Embrace the Power of Worked Examples
Research in cognitive science consistently shows that learners benefit enormously from worked examples — demonstrations of a problem being solved step by step, with the reasoning made explicit. Experts tend to skip to solutions. Beginners need the journey.
Learn Outside Your Field
One of the most effective ways to rebuild sensitivity to the experience of not-knowing is to regularly learn things you know nothing about. Study a foreign language. Learn to play a musical instrument. Take a class in a field completely outside your expertise. The discomfort of genuine ignorance recalibrates your ability to empathize with learners.
The Deeper Implication: Knowledge as Isolation
There is something philosophically poignant about the curse of knowledge. Every time you master something, you move further away from the people who have not yet learned it. Knowledge — the thing that connects us through shared understanding — also has the potential to isolate us, to make genuine communication harder.
The experts who communicate best are not those who know the least. They are those who have worked hardest to remember what it felt like to know nothing — and who treat that imaginative act of remembering as a professional discipline, not an afterthought.
Richard Feynman used to say that if you could not explain something to a first-year student, you didn't really understand it. That standard is demanding. But it is also one of the most useful commitments any teacher, writer, designer, or leader can make.
The goal is not to dumb things down. It is to build a bridge — and the curse of knowledge is what makes bridge-building hard. Naming it, understanding its mechanisms, and developing deliberate practices to counteract it is how the best communicators do their most important work.
Frequently Asked Questions
What is the curse of knowledge?
The curse of knowledge is a cognitive bias in which someone who knows a subject well finds it difficult to imagine not knowing it. Once you have mastered something, your brain permanently loses easy access to the beginner's perspective, making it hard to explain the topic in simple terms to someone who is learning it for the first time.
What is the tapping experiment that illustrates the curse of knowledge?
The tapping experiment, described by Chip and Dan Heath in 'Made to Stick', asked participants to tap out well-known songs on a table while a listener tried to identify them. Tappers predicted listeners would identify about 50% of songs, but listeners only got 2.5% correct. Tappers could 'hear' the full melody in their heads and couldn't understand why the listener could not.
How does the curse of knowledge affect teaching?
Expert teachers often skip foundational steps, use jargon without defining it, and assume students already understand prerequisite concepts. This expert blind spot causes confusion and disengagement in learners.

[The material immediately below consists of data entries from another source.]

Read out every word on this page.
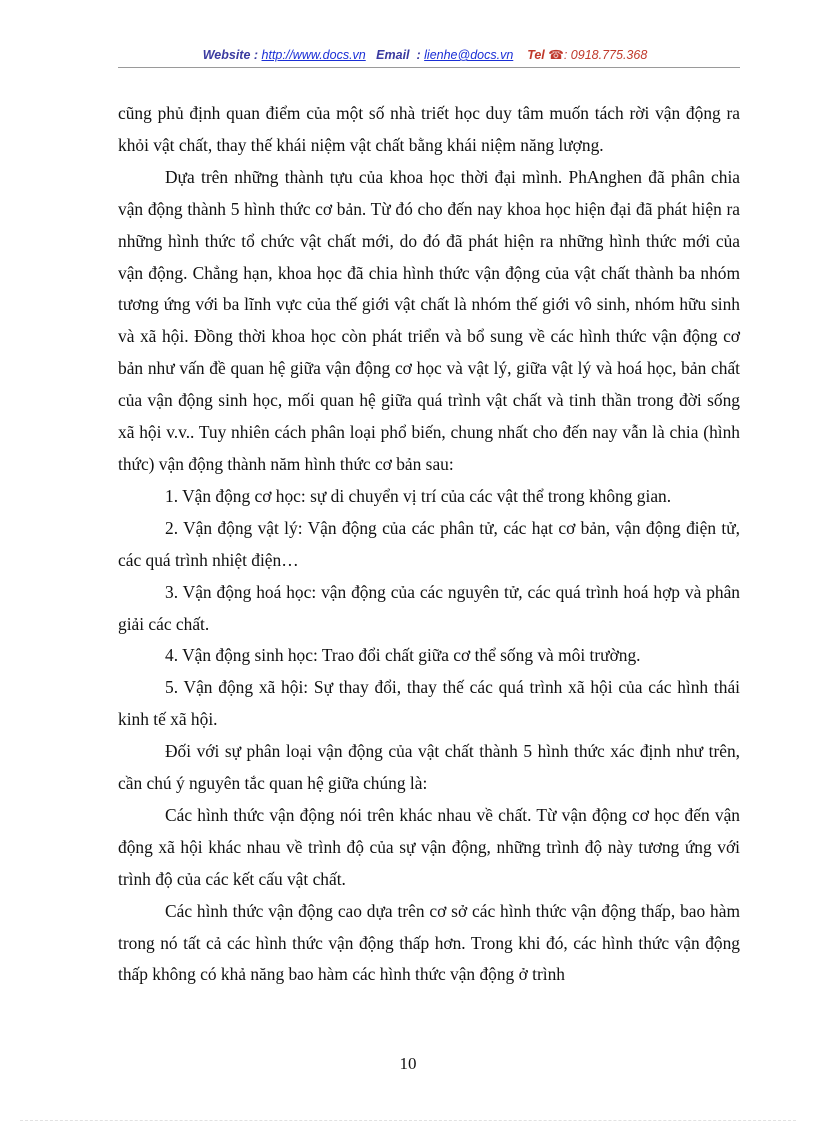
Website : http://www.docs.vn Email : lienhe@docs.vn Tel ☎: 0918.775.368

cũng phủ định quan điểm của một số nhà triết học duy tâm muốn tách rời vận động ra khỏi vật chất, thay thế khái niệm vật chất bằng khái niệm năng lượng.

Dựa trên những thành tựu của khoa học thời đại mình. PhAnghen đã phân chia vận động thành 5 hình thức cơ bản. Từ đó cho đến nay khoa học hiện đại đã phát hiện ra những hình thức tổ chức vật chất mới, do đó đã phát hiện ra những hình thức mới của vận động. Chẳng hạn, khoa học đã chia hình thức vận động của vật chất thành ba nhóm tương ứng với ba lĩnh vực của thế giới vật chất là nhóm thế giới vô sinh, nhóm hữu sinh và xã hội. Đồng thời khoa học còn phát triển và bổ sung về các hình thức vận động cơ bản như vấn đề quan hệ giữa vận động cơ học và vật lý, giữa vật lý và hoá học, bản chất của vận động sinh học, mối quan hệ giữa quá trình vật chất và tinh thần trong đời sống xã hội v.v.. Tuy nhiên cách phân loại phổ biến, chung nhất cho đến nay vẫn là chia (hình thức) vận động thành năm hình thức cơ bản sau:

1. Vận động cơ học: sự di chuyển vị trí của các vật thể trong không gian.

2. Vận động vật lý: Vận động của các phân tử, các hạt cơ bản, vận động điện tử, các quá trình nhiệt điện…

3. Vận động hoá học: vận động của các nguyên tử, các quá trình hoá hợp và phân giải các chất.

4. Vận động sinh học: Trao đổi chất giữa cơ thể sống và môi trường.

5. Vận động xã hội: Sự thay đổi, thay thế các quá trình xã hội của các hình thái kinh tế xã hội.

Đối với sự phân loại vận động của vật chất thành 5 hình thức xác định như trên, cần chú ý nguyên tắc quan hệ giữa chúng là:

Các hình thức vận động nói trên khác nhau về chất. Từ vận động cơ học đến vận động xã hội khác nhau về trình độ của sự vận động, những trình độ này tương ứng với trình độ của các kết cấu vật chất.

Các hình thức vận động cao dựa trên cơ sở các hình thức vận động thấp, bao hàm trong nó tất cả các hình thức vận động thấp hơn. Trong khi đó, các hình thức vận động thấp không có khả năng bao hàm các hình thức vận động ở trình

10
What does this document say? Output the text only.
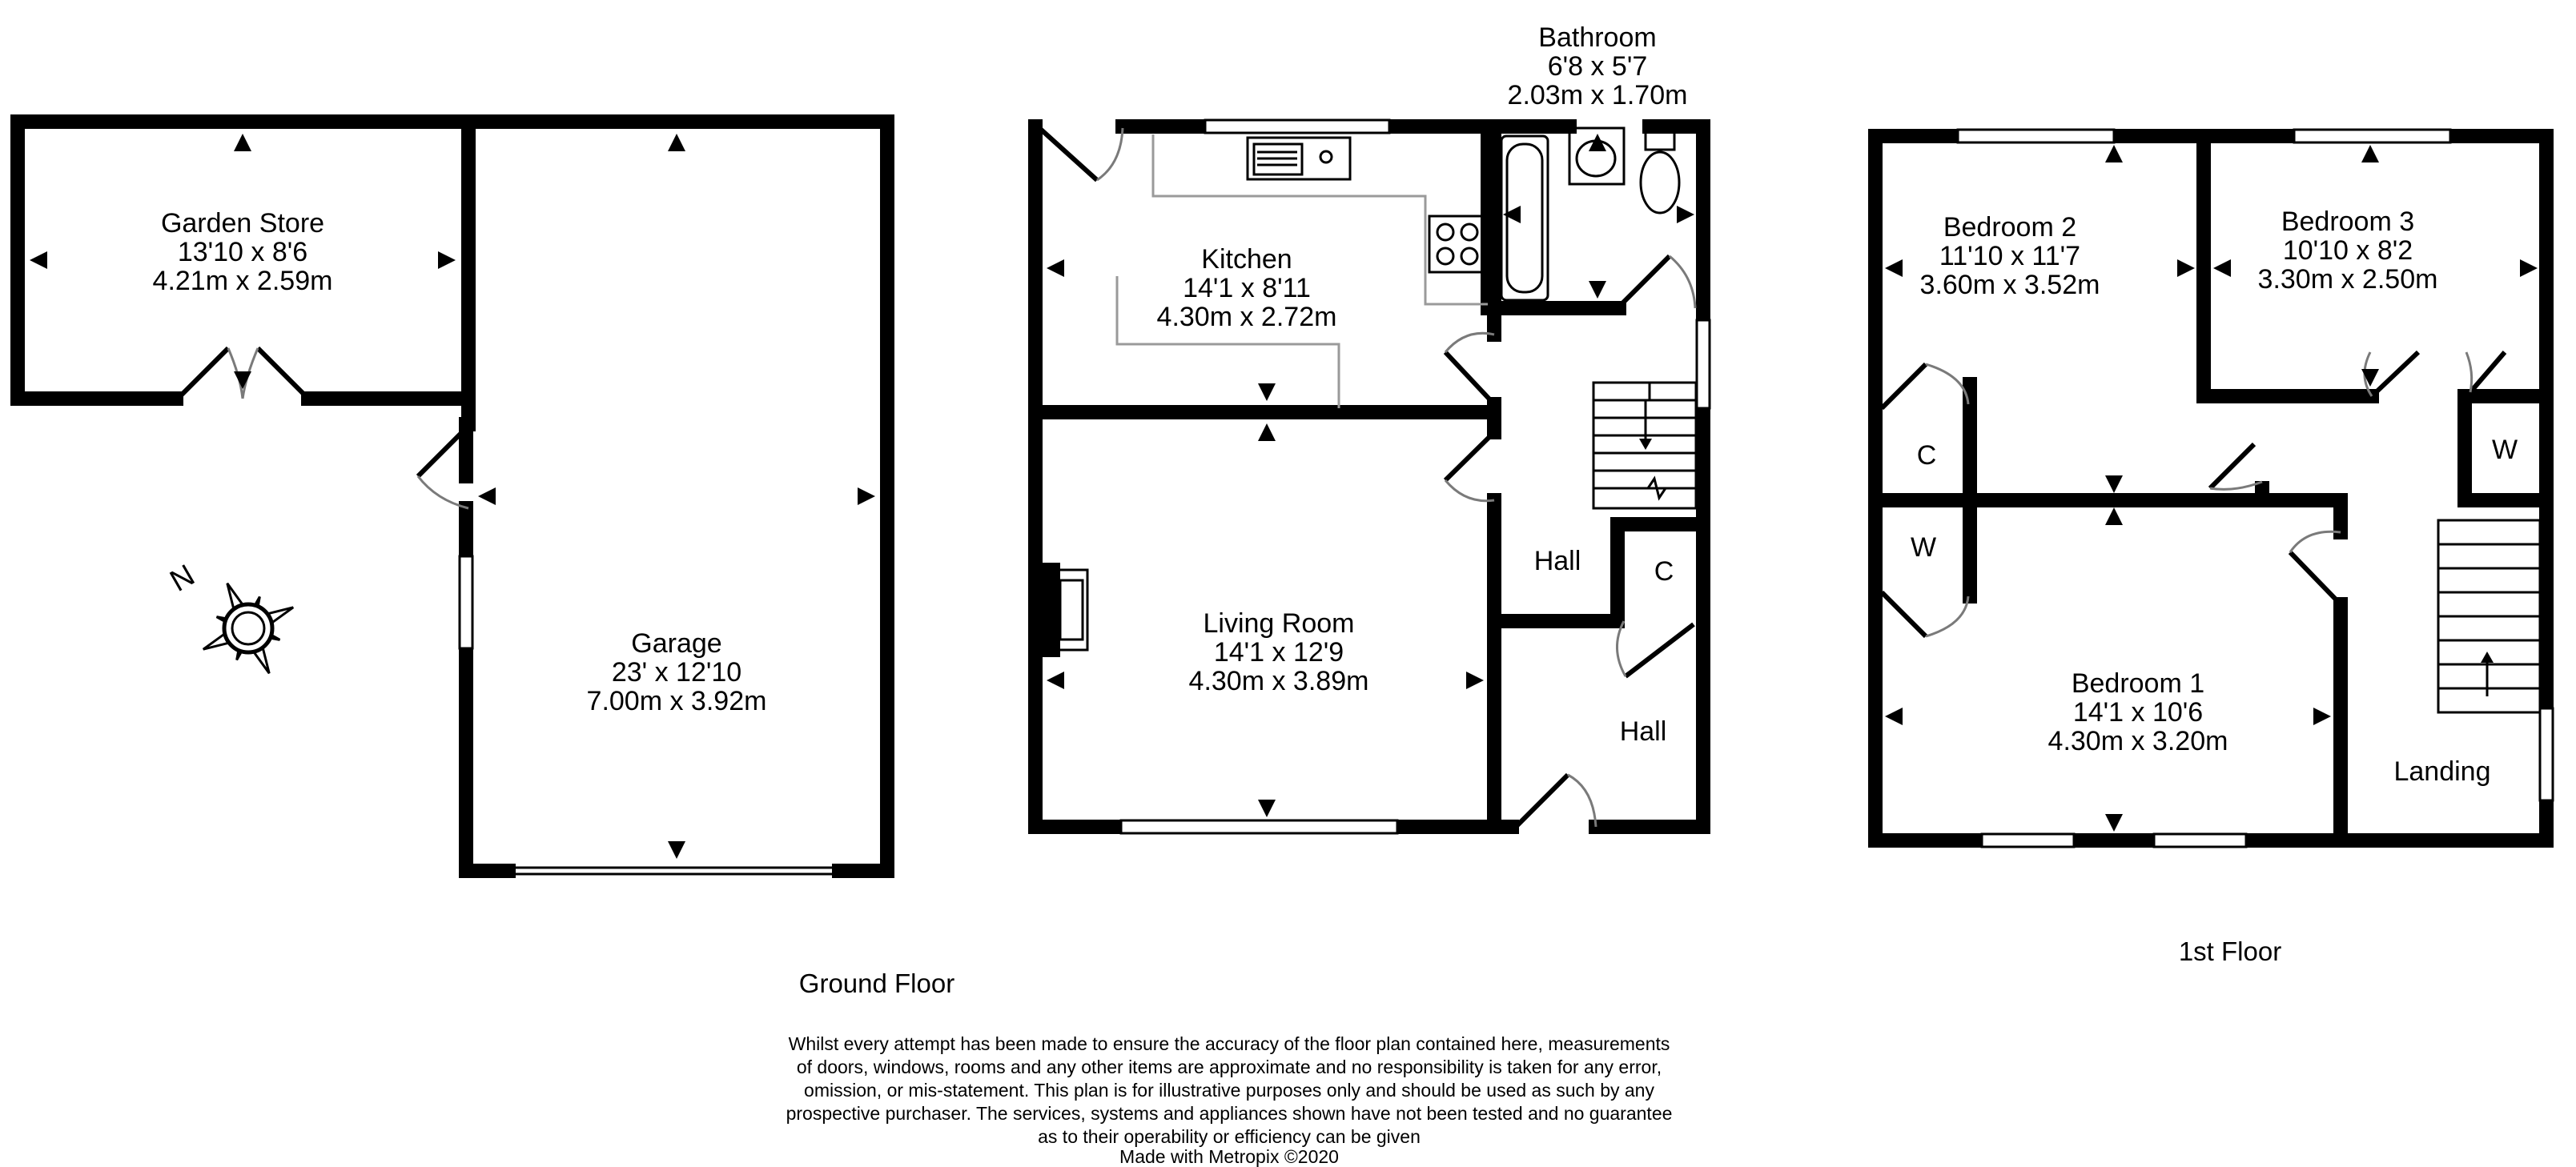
N
Garden Store
13'10 x 8'6
4.21m x 2.59m
Garage
23' x 12'10
7.00m x 3.92m
Kitchen
14'1 x 8'11
4.30m x 2.72m
Bathroom
6'8 x 5'7
2.03m x 1.70m
Living Room
14'1 x 12'9
4.30m x 3.89m
Hall
Hall
C
Bedroom 2
11'10 x 11'7
3.60m x 3.52m
Bedroom 3
10'10 x 8'2
3.30m x 2.50m
Bedroom 1
14'1 x 10'6
4.30m x 3.20m
Landing
C
W
W
Ground Floor
1st Floor
Whilst every attempt has been made to ensure the accuracy of the floor plan contained here, measurements
of doors, windows, rooms and any other items are approximate and no responsibility is taken for any error,
omission, or mis-statement. This plan is for illustrative purposes only and should be used as such by any
prospective purchaser. The services, systems and appliances shown have not been tested and no guarantee
as to their operability or efficiency can be given
Made with Metropix ©2020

Research shows novice tutors often outperform experts in certain teaching scenarios because they remember what it felt like not to know.
What is the Feynman Technique and how does it help?
The Feynman Technique, developed by physicist Richard Feynman, involves explaining a concept as if teaching it to a child, then identifying gaps in your explanation and returning to the source material. It is one of the most effective methods for breaking the curse of knowledge because it forces you to confront what you actually understand versus what you merely recognise.
How can writers and communicators overcome the curse of knowledge?
Effective strategies include using concrete analogies drawn from everyday experience, testing explanations on real beginners and watching where they get confused, reading widely outside your field to remember what genuine unfamiliarity feels like, and keeping a 'beginner's journal' that records the confusion you felt when you first encountered the topic.